LUBBOCK, Texas — T.J. Patterson, Lubbock’s first Black city council member and father of current Councilwoman Shelia Patterson-Harris, died Wednesday morning. Patterson-Harris began notifying family members. Patterson was elected to the council in 1984 and served 20 years.
Patterson was also the publisher of the Southwest Digest which he cofounded with Eddie Richardson. Its last issue was in May 2022.
Among other things, Patterson led marches in the streets of Lubbock to protest against drugs and violence.
Patterson was born in Waxahachie June 29, 1937, and grew up in Wichita Falls.
“My grandmother was a slave child,” he said in 2016 video interview. His stepfather was a laborer.
He said that in 1959 he was not allowed to attend Texas Tech, which was still a college and not a university yet.
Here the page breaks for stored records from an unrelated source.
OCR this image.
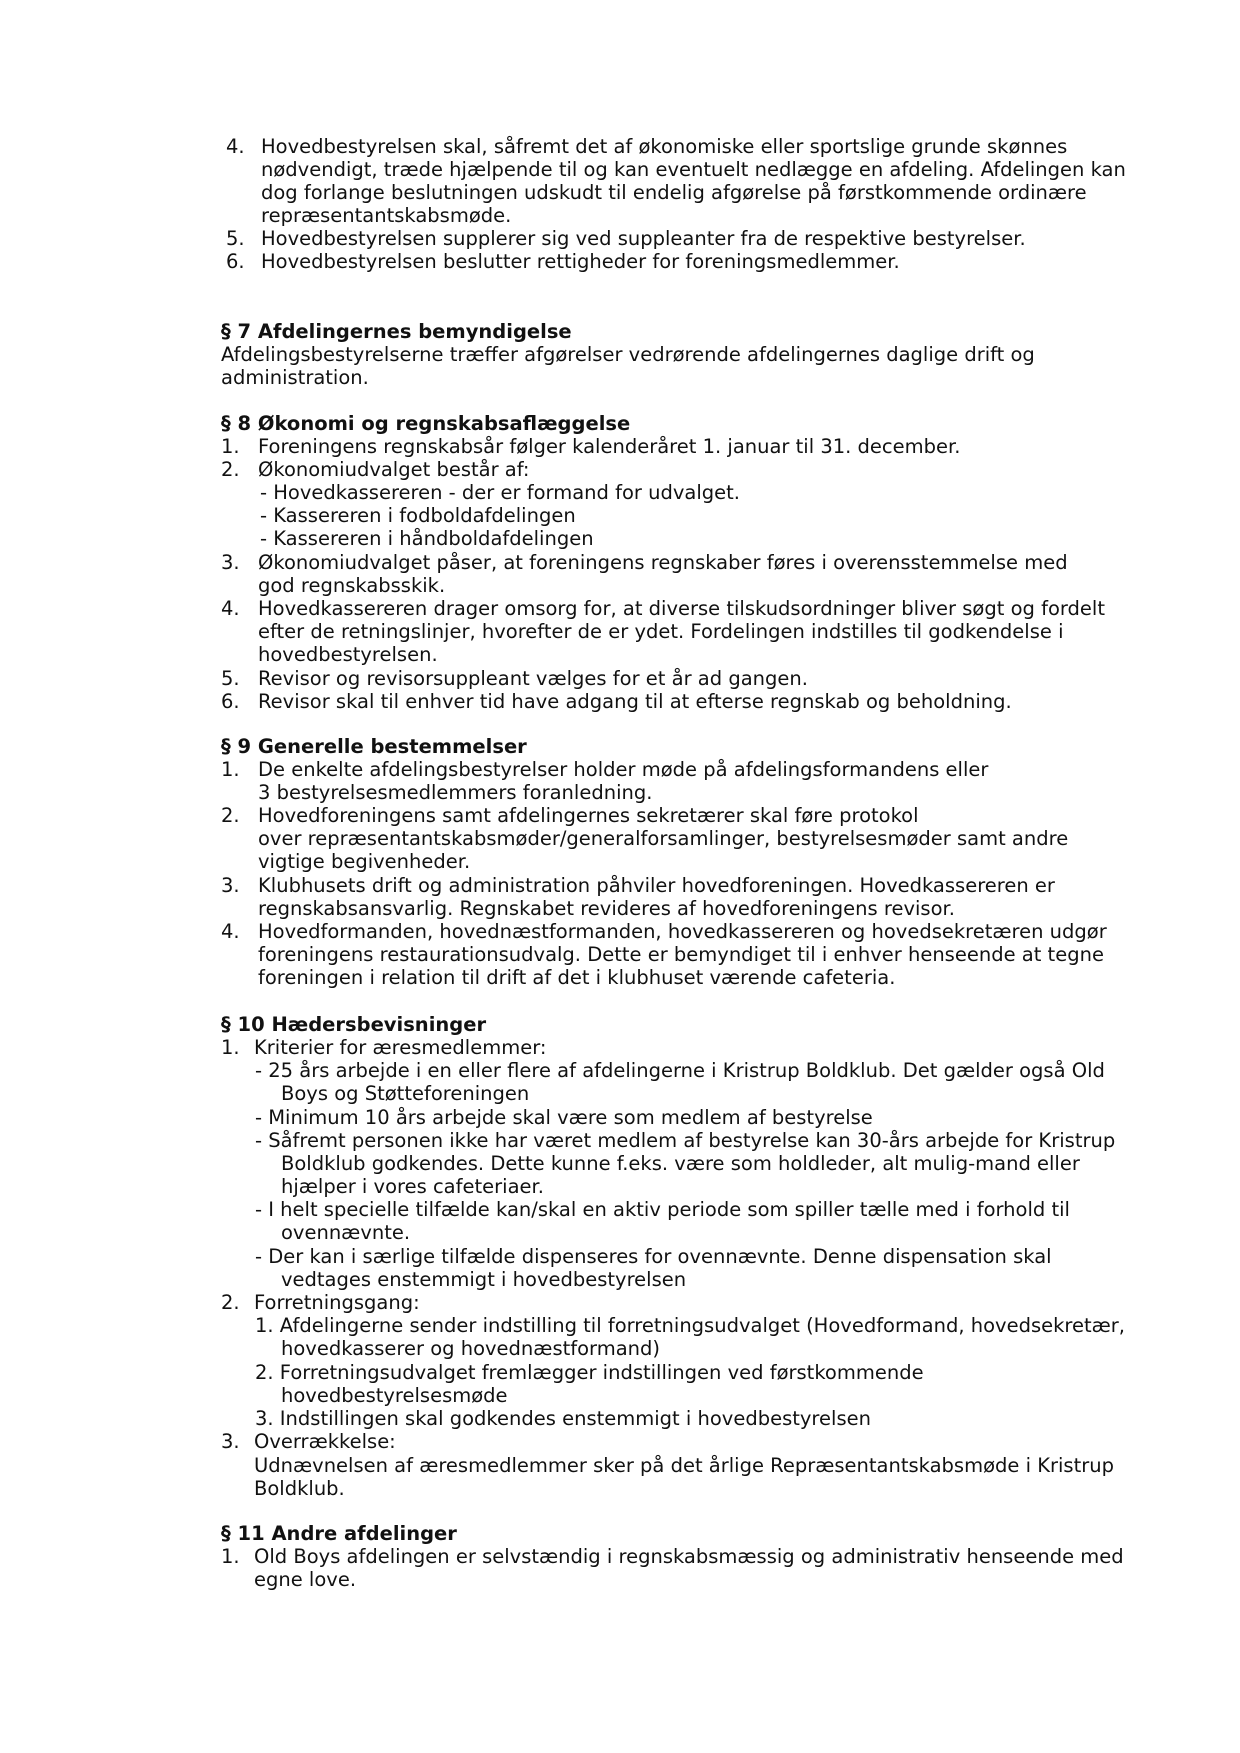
4. Hovedbestyrelsen skal, såfremt det af økonomiske eller sportslige grunde skønnes
nødvendigt, træde hjælpende til og kan eventuelt nedlægge en afdeling. Afdelingen kan
dog forlange beslutningen udskudt til endelig afgørelse på førstkommende ordinære
repræsentantskabsmøde.
5. Hovedbestyrelsen supplerer sig ved suppleanter fra de respektive bestyrelser.
6. Hovedbestyrelsen beslutter rettigheder for foreningsmedlemmer.
§ 7 Afdelingernes bemyndigelse
Afdelingsbestyrelserne træffer afgørelser vedrørende afdelingernes daglige drift og
administration.
§ 8 Økonomi og regnskabsaflæggelse
1. Foreningens regnskabsår følger kalenderåret 1. januar til 31. december.
2. Økonomiudvalget består af:
- Hovedkassereren - der er formand for udvalget.
- Kassereren i fodboldafdelingen
- Kassereren i håndboldafdelingen
3. Økonomiudvalget påser, at foreningens regnskaber føres i overensstemmelse med
god regnskabsskik.
4. Hovedkassereren drager omsorg for, at diverse tilskudsordninger bliver søgt og fordelt
efter de retningslinjer, hvorefter de er ydet. Fordelingen indstilles til godkendelse i
hovedbestyrelsen.
5. Revisor og revisorsuppleant vælges for et år ad gangen.
6. Revisor skal til enhver tid have adgang til at efterse regnskab og beholdning.
§ 9 Generelle bestemmelser
1. De enkelte afdelingsbestyrelser holder møde på afdelingsformandens eller
3 bestyrelsesmedlemmers foranledning.
2. Hovedforeningens samt afdelingernes sekretærer skal føre protokol
over repræsentantskabsmøder/generalforsamlinger, bestyrelsesmøder samt andre
vigtige begivenheder.
3. Klubhusets drift og administration påhviler hovedforeningen. Hovedkassereren er
regnskabsansvarlig. Regnskabet revideres af hovedforeningens revisor.
4. Hovedformanden, hovednæstformanden, hovedkassereren og hovedsekretæren udgør
foreningens restaurationsudvalg. Dette er bemyndiget til i enhver henseende at tegne
foreningen i relation til drift af det i klubhuset værende cafeteria.
§ 10 Hædersbevisninger
1. Kriterier for æresmedlemmer:
- 25 års arbejde i en eller flere af afdelingerne i Kristrup Boldklub. Det gælder også Old
Boys og Støtteforeningen
- Minimum 10 års arbejde skal være som medlem af bestyrelse
- Såfremt personen ikke har været medlem af bestyrelse kan 30-års arbejde for Kristrup
Boldklub godkendes. Dette kunne f.eks. være som holdleder, alt mulig-mand eller
hjælper i vores cafeteriaer.
- I helt specielle tilfælde kan/skal en aktiv periode som spiller tælle med i forhold til
ovennævnte.
- Der kan i særlige tilfælde dispenseres for ovennævnte. Denne dispensation skal
vedtages enstemmigt i hovedbestyrelsen
2. Forretningsgang:
1. Afdelingerne sender indstilling til forretningsudvalget (Hovedformand, hovedsekretær,
hovedkasserer og hovednæstformand)
2. Forretningsudvalget fremlægger indstillingen ved førstkommende
hovedbestyrelsesmøde
3. Indstillingen skal godkendes enstemmigt i hovedbestyrelsen
3. Overrækkelse:
Udnævnelsen af æresmedlemmer sker på det årlige Repræsentantskabsmøde i Kristrup
Boldklub.
§ 11 Andre afdelinger
1. Old Boys afdelingen er selvstændig i regnskabsmæssig og administrativ henseende med
egne love.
He graduated from Bishop College instead.
He moved to Lubbock to take a job at a private school called Marion Mac. He also spent time serving in the Army in Vietnam.
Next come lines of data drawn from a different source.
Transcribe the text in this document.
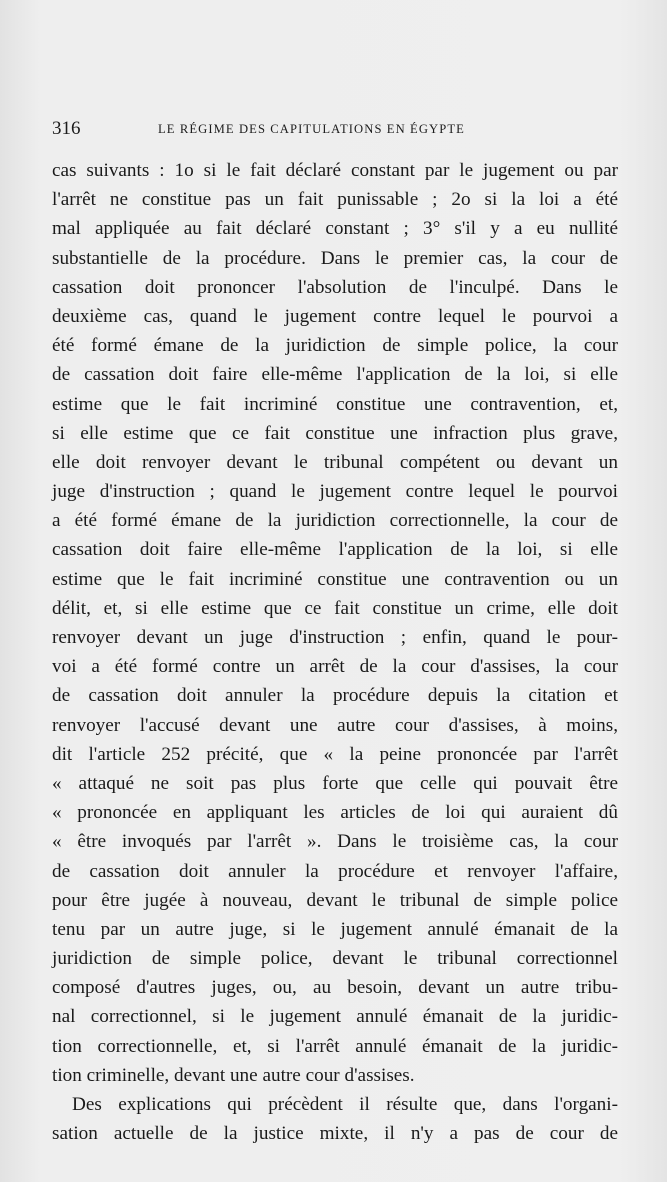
316	LE RÉGIME DES CAPITULATIONS EN ÉGYPTE
cas suivants : 1o si le fait déclaré constant par le jugement ou par
l'arrêt ne constitue pas un fait punissable ; 2o si la loi a été
mal appliquée au fait déclaré constant ; 3° s'il y a eu nullité
substantielle de la procédure. Dans le premier cas, la cour de
cassation doit prononcer l'absolution de l'inculpé. Dans le
deuxième cas, quand le jugement contre lequel le pourvoi a
été formé émane de la juridiction de simple police, la cour
de cassation doit faire elle-même l'application de la loi, si elle
estime que le fait incriminé constitue une contravention, et,
si elle estime que ce fait constitue une infraction plus grave,
elle doit renvoyer devant le tribunal compétent ou devant un
juge d'instruction ; quand le jugement contre lequel le pourvoi
a été formé émane de la juridiction correctionnelle, la cour de
cassation doit faire elle-même l'application de la loi, si elle
estime que le fait incriminé constitue une contravention ou un
délit, et, si elle estime que ce fait constitue un crime, elle doit
renvoyer devant un juge d'instruction ; enfin, quand le pour-
voi a été formé contre un arrêt de la cour d'assises, la cour
de cassation doit annuler la procédure depuis la citation et
renvoyer l'accusé devant une autre cour d'assises, à moins,
dit l'article 252 précité, que « la peine prononcée par l'arrêt
« attaqué ne soit pas plus forte que celle qui pouvait être
« prononcée en appliquant les articles de loi qui auraient dû
« être invoqués par l'arrêt ». Dans le troisième cas, la cour
de cassation doit annuler la procédure et renvoyer l'affaire,
pour être jugée à nouveau, devant le tribunal de simple police
tenu par un autre juge, si le jugement annulé émanait de la
juridiction de simple police, devant le tribunal correctionnel
composé d'autres juges, ou, au besoin, devant un autre tribu-
nal correctionnel, si le jugement annulé émanait de la juridic-
tion correctionnelle, et, si l'arrêt annulé émanait de la juridic-
tion criminelle, devant une autre cour d'assises.
Des explications qui précèdent il résulte que, dans l'organi-
sation actuelle de la justice mixte, il n'y a pas de cour de
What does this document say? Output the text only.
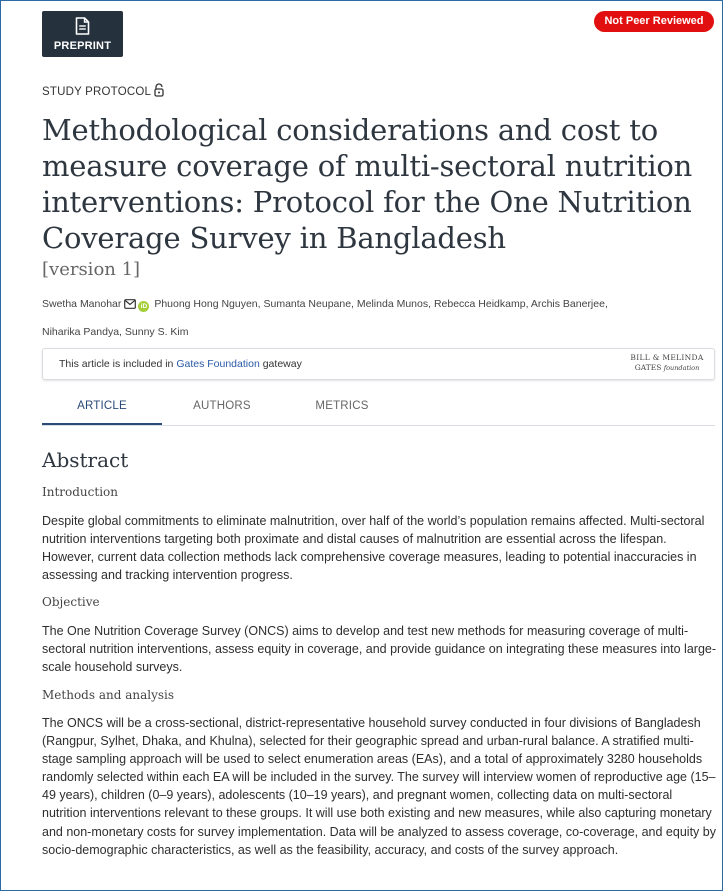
PREPRINT
Not Peer Reviewed
STUDY PROTOCOL
Methodological considerations and cost to measure coverage of multi-sectoral nutrition interventions: Protocol for the One Nutrition Coverage Survey in Bangladesh
[version 1]
Swetha Manohar	iD Phuong Hong Nguyen, Sumanta Neupane, Melinda Munos, Rebecca Heidkamp, Archis Banerjee,
Niharika Pandya, Sunny S. Kim
This article is included in Gates Foundation gateway
BILL & MELINDA
GATES foundation
ARTICLE	AUTHORS	METRICS
Abstract
Introduction

Despite global commitments to eliminate malnutrition, over half of the world’s population remains affected. Multi-sectoral nutrition interventions targeting both proximate and distal causes of malnutrition are essential across the lifespan. However, current data collection methods lack comprehensive coverage measures, leading to potential inaccuracies in assessing and tracking intervention progress.

Objective

The One Nutrition Coverage Survey (ONCS) aims to develop and test new methods for measuring coverage of multi-sectoral nutrition interventions, assess equity in coverage, and provide guidance on integrating these measures into large-scale household surveys.

Methods and analysis

The ONCS will be a cross-sectional, district-representative household survey conducted in four divisions of Bangladesh (Rangpur, Sylhet, Dhaka, and Khulna), selected for their geographic spread and urban-rural balance. A stratified multi-stage sampling approach will be used to select enumeration areas (EAs), and a total of approximately 3280 households randomly selected within each EA will be included in the survey. The survey will interview women of reproductive age (15–49 years), children (0–9 years), adolescents (10–19 years), and pregnant women, collecting data on multi-sectoral nutrition interventions relevant to these groups. It will use both existing and new measures, while also capturing monetary and non-monetary costs for survey implementation. Data will be analyzed to assess coverage, co-coverage, and equity by socio-demographic characteristics, as well as the feasibility, accuracy, and costs of the survey approach.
Phil Price wrote “Equal Opportunity Hero: T.J. Patterson’s Service to West Texas” which was published by Texas Tech University Press in 2017.
Funeral arrangements were still pending as of Wednesday morning. He was aged 85.
“I always had the greatest respect for my friend. Through the years we agreed on many things, and disagreed on only a few. His commitment to his principles never wavered,” said former Lubbock city councilman Paul R. Beane. “His respectful treatment of all people was always on display, whether he was representing our city at the Texas Municipal League, or visiting jail inmates on Christmas Day. A fighter to the end, he will be missed.”
Lubbock Mayor Tray Payne said Patterson was a pioneer:
“Lubbock lost a hero today. T.J. Patterson was a pioneer and a true public servant in the West Texas community,” Payne said. “We are forever grateful for everything he did for Lubbock. Our thoughts and prayers go to the Patterson family during this difficult time.”
Lubbock ISD released a statement on social media:
“The Lubbock ISD family is saddened by the loss of Lubbock pioneer T.J. Patterson. A prominent civic servant for decades, Mr. Patterson was Lubbock’s first Black council member and a community pillar,” the statement said. “We are forever grateful for his leadership in our community.”